Innokenti, enardecido, contemplaba arrogante a aquellas personas que nada sabían. ¡Qué paso tan osado! ¡Mezclarse en una lucha de titanes! En aquel momento le parecía ser el mimado de los dioses. Tanto Makaryguin como Slovuta, que en otro momento habrían podido provocar su desdén, le parecían ahora humanamente simpáticos, eran partícipes de su seguridad.
—¿Epicuro? —aceptó el reto con ojos relucientes—. Lo confieso, no lo niego. Pero seguramente les daré una sorpresa si les digo que «epicúreo» pertenece al número de palabras cuyo sentido no es el que le da el uso general. Cuando quieren decir que una persona tiene ansia desmedida de vivir, es voluptuosa, lasciva, o incluso que es sencillamente un cerdo, dicen: «¡Es un epicúreo!». ¡No, esperen, hablo en serio! —no dejó que le replicaran, y balanceó la copa dorada vacía que tenía entre sus finos y sensibles dedos—. Epicuro es precisamente lo contrario de la imagen unánime que tenemos de él. No nos incita en absoluto a las orgías. Uno de los tres males fundamentales que impiden la felicidad humana es lo que Epicuro llama los ¡deseos insatisfechos! ¿Eh? Dice: en realidad, el hombre necesita poco, ¡por esto su felicidad no depende del destino! Epicuro libera al hombre del temor a los golpes de la fortuna, ¡y por eso es un gran optimista!
—Pero ¿qué dices? —se asombró Galajov, y sacó una agenda de piel con un pequeño lápiz blanco de hueso. Pese a su ruidosa fama, Galajov se comportaba con sencillez, guiñaba el ojo, daba palmaditas en la espalda. Unas diminutas canas blancas relucían pintorescamente sobre su rostro, algo moreno y bastante carnoso.
—¡Sírvele, sírvele! —dijo Slovuta a Makaryguin apuntando con el dedo la copa vacía de Innokenti—. O nos aturdirá con su charla.
El suegro llenó la copa de Innokenti y este volvió a beber con placer.

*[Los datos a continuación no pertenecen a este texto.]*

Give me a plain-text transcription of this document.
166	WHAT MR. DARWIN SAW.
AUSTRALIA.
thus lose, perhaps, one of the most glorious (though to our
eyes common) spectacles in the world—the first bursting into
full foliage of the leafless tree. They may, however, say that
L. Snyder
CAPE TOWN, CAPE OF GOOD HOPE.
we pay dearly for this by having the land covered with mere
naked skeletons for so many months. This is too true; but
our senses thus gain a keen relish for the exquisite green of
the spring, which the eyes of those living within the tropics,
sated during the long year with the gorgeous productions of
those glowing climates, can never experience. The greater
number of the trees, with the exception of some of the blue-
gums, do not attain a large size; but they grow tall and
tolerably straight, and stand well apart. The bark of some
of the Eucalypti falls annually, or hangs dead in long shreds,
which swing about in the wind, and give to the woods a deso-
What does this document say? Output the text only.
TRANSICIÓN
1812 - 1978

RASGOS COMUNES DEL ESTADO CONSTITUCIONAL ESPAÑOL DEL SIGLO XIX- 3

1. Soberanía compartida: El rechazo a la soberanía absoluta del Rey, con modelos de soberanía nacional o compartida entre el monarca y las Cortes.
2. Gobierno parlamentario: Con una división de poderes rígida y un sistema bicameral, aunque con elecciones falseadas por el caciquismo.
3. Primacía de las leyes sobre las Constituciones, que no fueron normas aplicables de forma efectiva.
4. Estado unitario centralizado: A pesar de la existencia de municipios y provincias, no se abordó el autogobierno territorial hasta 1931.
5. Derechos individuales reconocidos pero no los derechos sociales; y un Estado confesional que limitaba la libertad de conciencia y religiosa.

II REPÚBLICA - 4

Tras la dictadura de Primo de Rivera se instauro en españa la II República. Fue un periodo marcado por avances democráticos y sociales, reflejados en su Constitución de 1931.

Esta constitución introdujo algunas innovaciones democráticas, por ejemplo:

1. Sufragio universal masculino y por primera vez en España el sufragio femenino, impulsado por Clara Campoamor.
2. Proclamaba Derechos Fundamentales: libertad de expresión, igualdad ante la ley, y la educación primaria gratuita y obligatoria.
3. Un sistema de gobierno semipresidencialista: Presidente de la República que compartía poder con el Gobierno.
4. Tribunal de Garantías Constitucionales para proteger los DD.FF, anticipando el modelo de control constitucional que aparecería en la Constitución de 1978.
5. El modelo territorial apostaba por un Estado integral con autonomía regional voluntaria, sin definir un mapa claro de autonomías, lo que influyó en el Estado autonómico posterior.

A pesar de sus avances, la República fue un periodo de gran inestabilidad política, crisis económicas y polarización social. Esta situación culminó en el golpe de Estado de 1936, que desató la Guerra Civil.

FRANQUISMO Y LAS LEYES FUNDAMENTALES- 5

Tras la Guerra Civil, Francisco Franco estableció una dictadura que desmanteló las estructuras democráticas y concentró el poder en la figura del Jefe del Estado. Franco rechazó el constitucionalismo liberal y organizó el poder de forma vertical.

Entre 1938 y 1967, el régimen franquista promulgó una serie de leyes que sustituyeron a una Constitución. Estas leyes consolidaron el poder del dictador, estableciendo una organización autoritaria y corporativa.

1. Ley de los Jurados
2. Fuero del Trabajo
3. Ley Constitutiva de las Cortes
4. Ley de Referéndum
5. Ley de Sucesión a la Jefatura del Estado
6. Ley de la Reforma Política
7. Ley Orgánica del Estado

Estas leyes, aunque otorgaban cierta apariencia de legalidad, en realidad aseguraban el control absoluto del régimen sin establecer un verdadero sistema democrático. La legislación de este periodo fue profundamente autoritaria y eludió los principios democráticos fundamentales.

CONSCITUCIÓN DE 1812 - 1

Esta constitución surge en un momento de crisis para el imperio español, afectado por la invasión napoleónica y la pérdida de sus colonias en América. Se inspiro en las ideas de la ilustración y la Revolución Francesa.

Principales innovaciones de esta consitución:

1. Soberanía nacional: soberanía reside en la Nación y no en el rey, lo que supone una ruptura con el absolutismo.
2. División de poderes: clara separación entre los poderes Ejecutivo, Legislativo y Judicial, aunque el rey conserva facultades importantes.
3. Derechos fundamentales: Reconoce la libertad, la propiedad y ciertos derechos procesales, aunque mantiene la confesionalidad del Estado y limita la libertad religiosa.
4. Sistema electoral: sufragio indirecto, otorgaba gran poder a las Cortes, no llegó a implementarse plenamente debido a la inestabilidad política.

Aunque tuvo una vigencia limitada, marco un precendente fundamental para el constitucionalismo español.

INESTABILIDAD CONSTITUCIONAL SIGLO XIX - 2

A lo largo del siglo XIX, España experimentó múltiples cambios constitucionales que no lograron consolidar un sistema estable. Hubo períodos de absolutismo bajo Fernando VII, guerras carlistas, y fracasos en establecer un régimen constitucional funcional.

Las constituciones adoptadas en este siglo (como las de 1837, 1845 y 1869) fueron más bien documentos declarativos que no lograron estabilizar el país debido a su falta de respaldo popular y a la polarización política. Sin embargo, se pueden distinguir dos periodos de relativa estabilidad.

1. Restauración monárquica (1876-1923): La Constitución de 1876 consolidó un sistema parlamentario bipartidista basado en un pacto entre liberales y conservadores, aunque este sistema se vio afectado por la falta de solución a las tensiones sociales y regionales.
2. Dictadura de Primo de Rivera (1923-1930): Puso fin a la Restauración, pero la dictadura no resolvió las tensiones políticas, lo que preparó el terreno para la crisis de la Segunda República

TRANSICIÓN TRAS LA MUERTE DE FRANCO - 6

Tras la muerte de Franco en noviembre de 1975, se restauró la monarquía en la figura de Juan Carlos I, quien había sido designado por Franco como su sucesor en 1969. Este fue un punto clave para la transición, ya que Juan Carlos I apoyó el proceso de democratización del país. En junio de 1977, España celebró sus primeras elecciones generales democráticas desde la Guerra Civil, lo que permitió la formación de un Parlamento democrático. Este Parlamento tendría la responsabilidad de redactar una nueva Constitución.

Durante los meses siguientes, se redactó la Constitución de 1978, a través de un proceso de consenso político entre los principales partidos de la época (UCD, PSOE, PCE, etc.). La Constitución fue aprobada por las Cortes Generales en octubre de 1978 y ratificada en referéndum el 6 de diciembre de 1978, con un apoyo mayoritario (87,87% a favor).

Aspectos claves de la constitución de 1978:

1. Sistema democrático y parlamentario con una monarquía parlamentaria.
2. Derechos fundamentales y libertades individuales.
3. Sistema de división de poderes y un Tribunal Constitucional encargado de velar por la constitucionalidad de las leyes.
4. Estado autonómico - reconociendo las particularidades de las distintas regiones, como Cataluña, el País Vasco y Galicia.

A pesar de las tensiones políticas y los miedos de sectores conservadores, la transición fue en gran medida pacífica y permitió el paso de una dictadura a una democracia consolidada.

En aquel momento, la filosofía de Epicuro le parecía digna de aceptación.
Slovuta, de cara abotargada aunque no viejo, mantenía un aire de superioridad con respecto a Makaryguin (se había firmado ya la concesión de la segunda estrella de general a Slovuta), pero le satisfacía en extremo la amistad de Galajov, y pensaba que hoy mismo, en la otra casa que pensaba visitar, comunicaría sencillamente que hacía una hora había estado bebiendo con «Kolka» Galajov, y que este le había contado… Pero también Galajov había llegado no hacía mucho, también se había retrasado y, precisamente, no abría la boca. ¿Estaría rumiando una nueva novela? Slovuta, convencido de que no iba a sacar nada de aquella celebridad, se dispuso a marcharse.
Makaryguin quiso convencer a Slovuta para que se quedara un poco más, y lo consiguió diciendo que antes era preciso inclinarse ante el «altar del tabaco», una colección que tenía en su despacho. Makaryguin fumaba tabaco de pipa búlgaro, que conseguía de sus amistades, y en las veladas se lucía con los cigarros puros. Le gustaba impresionar a sus invitados obsequiándolos por turno con cada una de las diferentes calidades de tabaco que tenía.
La puerta del despacho estaba en el mismo salón, el dueño de la casa la abrió e invitó a Slovuta y a los yernos. Los yernos, sin embargo, se excusaron de acompañar a los viejos. Temiendo principalmente que ahora Dushan se soltara la lengua, Makaryguin dejó que Slovuta pasara delante y desde la puerta del despacho amenazó a Radovich con el dedo.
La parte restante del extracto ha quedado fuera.